Plasma Recycling Powers US Battery Comeback

Princeton NuEnergy scales plasma recycling to recover 95% of cathode materials and strengthen domestic battery production

25 Feb 2026

America wants more batteries and fewer foreign inputs. As electric-vehicle sales grow and federal subsidies favour domestic production, the question is no longer whether to recycle batteries, but how.

Most recycling today is blunt. Smelting uses high heat to melt down spent cells; chemical leaching dissolves them. Both methods recover valuable metals such as lithium, nickel and cobalt. But they reduce complex cathode materials to their basic elements. Manufacturers must then rebuild them into battery-grade powders, adding cost, energy use and time.

Princeton NuEnergy, a New Jersey-based firm, is betting on a subtler approach.
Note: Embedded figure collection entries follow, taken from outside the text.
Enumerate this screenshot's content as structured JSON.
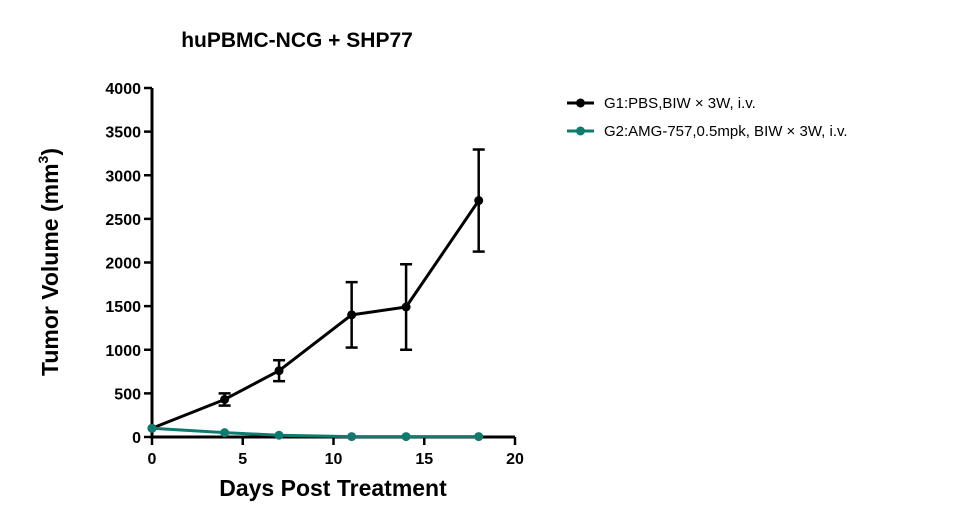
{
  "chart_data": {
    "type": "line",
    "title": "huPBMC-NCG + SHP77",
    "xlabel": "Days Post Treatment",
    "ylabel_main": "Tumor Volume (mm",
    "ylabel_superscript": "3",
    "ylabel_close": ")",
    "xlim": [
      0,
      20
    ],
    "ylim": [
      0,
      4000
    ],
    "xticks": [
      0,
      5,
      10,
      15,
      20
    ],
    "yticks": [
      0,
      500,
      1000,
      1500,
      2000,
      2500,
      3000,
      3500,
      4000
    ],
    "legend_position": "right",
    "series": [
      {
        "name": "G1:PBS,BIW × 3W,  i.v.",
        "color": "#000000",
        "x": [
          0,
          4,
          7,
          11,
          14,
          18
        ],
        "y": [
          100,
          430,
          760,
          1400,
          1490,
          2710
        ],
        "error": [
          0,
          70,
          120,
          375,
          490,
          585
        ]
      },
      {
        "name": "G2:AMG-757,0.5mpk,  BIW × 3W,  i.v.",
        "color": "#0f7a6e",
        "x": [
          0,
          4,
          7,
          11,
          14,
          18
        ],
        "y": [
          100,
          50,
          20,
          5,
          5,
          5
        ],
        "error": [
          0,
          0,
          0,
          0,
          0,
          0
        ]
      }
    ]
  }
}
Its low-temperature plasma process seeks to preserve much of the cathode’s original crystal structure. Rather than breaking materials apart and starting again, the company aims to return them to production in a form closer to their original state. The goal, as described by its chief executive, Chao Yan, is to retain the highest value component of the battery in its functional form.

In principle, this “direct recycling” could cut both emissions and expense. The firm says its process has achieved recovery rates of around 95% or higher, depending on the battery chemistry. It now operates a commercial-scale facility in New Jersey with capacity in the thousands of tonnes per year, handling production scrap and selected end-of-life batteries.

It enters a crowded field. Redwood Materials, Li-Cycle and others are expanding across America, helped by incentives in the Inflation Reduction Act, which rewards domestic battery material production and recycling. As capacity grows, competition is shifting. The contest is less about whether metals can be extracted and more about cost per tonne, product quality and whether recycled output is ready to go straight back into a gigafactory.

Challenges remain. End-of-life batteries vary widely in chemistry, design and condition. Sorting and processing them consistently at scale is difficult. Any direct-recycling method must cope with this variability without sacrificing quality.

Still, the direction of travel is clear. Spent batteries are increasingly viewed not as hazardous waste but as strategic feedstock. If plasma and similar techniques can prove economical at scale, they may help close a crucial loop in America’s battery supply chain.